When marriage counselors advise couples to spend time together to enrich a marriage, I’m pretty sure they don’t mean on car trips. Has Dr. Phil ever said, “Grab those car keys and get out on a highway among all those trucks and speeders and see if that doesn’t light your fire”? I don’t think so.
Dearly Beloved and I were in the car together about eight hours yesterday. That’s 3 1/2 hours driving and two pit stops each way. We used to love car trips; we’re getting over that. Our backs and our patience don’t hold up nearly as well as they did 20 years and 200 trips ago.
We have an intersection with a four-way stop on our street, a half block up from our driveway. We rode that far without incident. (That means we had agreed on whether or not we’d closed the back gate.) There were cars from each direction at the stop signs, including us, of course. The car to the left of us advanced. Our turn next. It was at that moment Dearly Beloved chose to turn to me and say, “Chick-Fil-A or Bruegger’s Bagel?” Now normally I’d consider that love poetry, but not when it stops traffic. Another car to our left went through the intersection. The guy to our right gave us a WTF? look.
“Bagel, but GO! We’re screwing up traffic here.”
“Oh good,” he answered. “That was my choice, too.”
With two bagels, a coffee, and a large Diet Coke on the console between us, we stopped at another traffic light. We were going straight. Traffic in the left turn lane was already moving so it was obvious that our light was going to turn green any second. When I am behind the wheel, that means hands in proper position on steering wheel, Diet Coke in cupholder, foot ready to apply gas, eyes on light. For Dearly Beloved? Time to remove bagel crumbs from the front of his sweater.

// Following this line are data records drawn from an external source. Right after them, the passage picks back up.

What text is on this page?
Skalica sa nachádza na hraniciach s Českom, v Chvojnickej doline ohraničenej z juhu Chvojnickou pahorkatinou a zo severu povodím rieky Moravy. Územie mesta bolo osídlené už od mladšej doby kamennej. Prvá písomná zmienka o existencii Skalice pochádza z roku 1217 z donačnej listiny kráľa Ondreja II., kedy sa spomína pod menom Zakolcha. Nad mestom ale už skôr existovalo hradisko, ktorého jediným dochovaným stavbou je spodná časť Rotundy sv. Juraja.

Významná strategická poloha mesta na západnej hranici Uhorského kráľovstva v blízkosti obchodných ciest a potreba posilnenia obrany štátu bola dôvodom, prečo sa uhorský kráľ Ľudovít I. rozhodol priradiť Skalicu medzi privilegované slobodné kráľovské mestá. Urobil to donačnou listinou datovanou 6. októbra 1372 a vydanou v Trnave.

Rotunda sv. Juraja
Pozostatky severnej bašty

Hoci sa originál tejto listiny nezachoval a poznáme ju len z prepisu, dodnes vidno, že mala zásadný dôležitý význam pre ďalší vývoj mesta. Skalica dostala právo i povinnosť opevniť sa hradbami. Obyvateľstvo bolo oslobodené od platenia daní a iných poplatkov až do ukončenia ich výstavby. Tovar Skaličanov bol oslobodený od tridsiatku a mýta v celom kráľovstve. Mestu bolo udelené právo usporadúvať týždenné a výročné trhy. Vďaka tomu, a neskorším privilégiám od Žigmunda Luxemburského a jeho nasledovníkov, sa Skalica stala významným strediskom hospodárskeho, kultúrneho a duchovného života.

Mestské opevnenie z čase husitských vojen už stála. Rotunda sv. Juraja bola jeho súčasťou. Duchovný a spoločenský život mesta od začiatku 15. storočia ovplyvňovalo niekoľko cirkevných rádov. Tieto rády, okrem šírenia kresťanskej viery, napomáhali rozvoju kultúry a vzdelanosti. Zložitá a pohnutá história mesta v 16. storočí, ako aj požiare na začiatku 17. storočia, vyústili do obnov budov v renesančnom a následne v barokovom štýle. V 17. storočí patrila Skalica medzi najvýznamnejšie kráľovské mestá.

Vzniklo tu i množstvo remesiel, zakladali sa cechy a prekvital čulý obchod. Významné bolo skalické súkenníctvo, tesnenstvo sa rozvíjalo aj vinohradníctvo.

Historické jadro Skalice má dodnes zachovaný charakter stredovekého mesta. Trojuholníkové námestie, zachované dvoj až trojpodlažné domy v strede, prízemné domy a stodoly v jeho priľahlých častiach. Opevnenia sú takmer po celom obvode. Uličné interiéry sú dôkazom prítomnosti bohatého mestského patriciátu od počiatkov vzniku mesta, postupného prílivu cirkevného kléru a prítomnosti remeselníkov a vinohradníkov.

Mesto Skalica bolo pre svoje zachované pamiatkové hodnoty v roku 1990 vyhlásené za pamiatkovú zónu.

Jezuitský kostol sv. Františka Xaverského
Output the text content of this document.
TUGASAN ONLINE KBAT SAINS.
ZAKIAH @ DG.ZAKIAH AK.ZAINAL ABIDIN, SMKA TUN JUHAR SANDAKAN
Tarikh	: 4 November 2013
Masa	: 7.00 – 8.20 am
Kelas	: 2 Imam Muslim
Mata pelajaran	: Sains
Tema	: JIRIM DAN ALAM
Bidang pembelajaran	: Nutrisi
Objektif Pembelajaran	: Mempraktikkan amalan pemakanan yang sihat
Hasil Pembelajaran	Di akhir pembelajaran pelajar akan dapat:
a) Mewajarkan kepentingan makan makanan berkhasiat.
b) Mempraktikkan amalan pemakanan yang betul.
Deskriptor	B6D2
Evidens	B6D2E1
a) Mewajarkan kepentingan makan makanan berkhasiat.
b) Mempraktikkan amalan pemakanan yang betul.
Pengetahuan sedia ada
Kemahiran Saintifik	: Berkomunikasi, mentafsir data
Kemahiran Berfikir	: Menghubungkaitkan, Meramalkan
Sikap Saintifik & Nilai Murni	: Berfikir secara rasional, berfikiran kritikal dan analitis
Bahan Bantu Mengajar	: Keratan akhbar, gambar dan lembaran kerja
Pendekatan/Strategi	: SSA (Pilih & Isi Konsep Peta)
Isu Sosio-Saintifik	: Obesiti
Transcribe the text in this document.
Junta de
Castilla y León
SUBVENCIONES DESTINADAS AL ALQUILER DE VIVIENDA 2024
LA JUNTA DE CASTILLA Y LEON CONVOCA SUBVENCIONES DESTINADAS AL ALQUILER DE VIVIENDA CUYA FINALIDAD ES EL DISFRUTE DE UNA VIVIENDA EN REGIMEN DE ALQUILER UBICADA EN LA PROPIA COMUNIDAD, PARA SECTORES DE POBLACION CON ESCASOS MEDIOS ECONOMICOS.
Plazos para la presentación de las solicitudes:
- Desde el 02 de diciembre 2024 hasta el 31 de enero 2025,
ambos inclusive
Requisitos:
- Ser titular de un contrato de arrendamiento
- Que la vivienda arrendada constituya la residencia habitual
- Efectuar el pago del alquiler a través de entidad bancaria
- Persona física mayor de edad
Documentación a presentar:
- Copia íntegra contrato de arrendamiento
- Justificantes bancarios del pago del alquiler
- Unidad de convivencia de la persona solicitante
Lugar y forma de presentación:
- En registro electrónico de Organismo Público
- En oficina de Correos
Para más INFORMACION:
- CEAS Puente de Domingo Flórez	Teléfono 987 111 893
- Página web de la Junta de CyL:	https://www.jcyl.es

“GO!” I urged. He looked at me calmly, but I could see the slightest reproach in his expression. I pointed to an old Dodge up ahead which had already breezed though the intersection by the time DB’s foot eased onto the gas.
“That old car snuffed you. I’ll bet your car is downright embarrassed. “
The Look was quite readable now, not slight at all. “Do you think I really care about someone getting through the intersection ahead of me?”
“That’s twice you’ve shown symptoms of Old Fart Syndrome,“ I clarified.
“And twice you’ve sounded like a back seat driver.”
Oh HO!!! Game on!
Once on the highway I noticed for the first time that his high school Driver Training instructions must have specified staying in the right lane unless wife has suggests taking a pit stop just ahead. In that situation, the proper position, apparently, is to move into the left lane so as to make a turn improbable if not impossible. The proper state of mind? Oblivious.
Later, as we were in the right lane behind a truck–following too closely, I thought– I mentioned demurely that perhaps he might be interested in passing that sucker.
“I’m waiting until these cars get past,” he informed me, nodding toward his left as a pickup with steel rods and a ladder protruding from its bed and pulling a trailer with a motorbike chained to it blew past, one of a series of vehicles now ahead of us.
“They were on my tail, so I moved over to let them pass. This guy ahead is going slower than I realized.”
Indeed. I turned around to see if we’d be able to move over any time soon. Perhaps some Amish buggies wanted to pass?
At one point I offered to drive if he was getting sleepy. I think he’d rather be hooked to a bus bumper than have me drive. I closed my own eyes and had drifted into a semi-conscious drowse when he said, “Maybe I should put in some eyedrops.”
“You’re sleepy?” I asked, wiping a touch of drool from the corner of my mouth with the back of my hand and sitting up, looking around.
“No, not really. I just thought I’d aggravate you on this bridge.”
Holy crap! He knows I hate bridges, especially bridges around Charleston. They’re long, tall, and terrifying. I usually close my eyes. The water is waaaay down which means we’re waaaay up.
“You woke me when we’re going over a bridge? I could have slept over it!”
“We’re almost there. I thought you’d be interested,” he answered, looking out to his left between two trucks.
“Don’t look! Don’t look! Don’t look! Eyes straight ahead!”
“Both hands on wheel, Boss.”
Once we riding through the Appalachian Mountains at 2a.m. when he told me he was getting sleepy and pulled into a rest stop to doze. Although he went to sleep immediately, I was wide awake. People talking to each other walked past our car, headlights shone in our faces as cars drove by. It was foggy and creepy. I slipped out of the car, shoved him over, and took his place behind the wheel. I had driven less than ten miles when we entered an S curve–not too fast, but it did make him lean ever so slightly. He sat up in terror, shouting, “What’s going on? Where are we?”
“I’m driving. Go back to sleep.”
Maybe he tried; I’m not sure. It didn’t seem a sincere effort to me, since he was gripping the dashboard with both hands.
“Watch for an overlook and pull over. I’m wide awake now.”
Since that time I haven’t even tried to drive when both of us are in the car. If he does ever ask would I mind driving, I know I should head straight for the emergency room because something is surely VERY wrong with him.
I’ll do that… probably, right after I make a pit stop.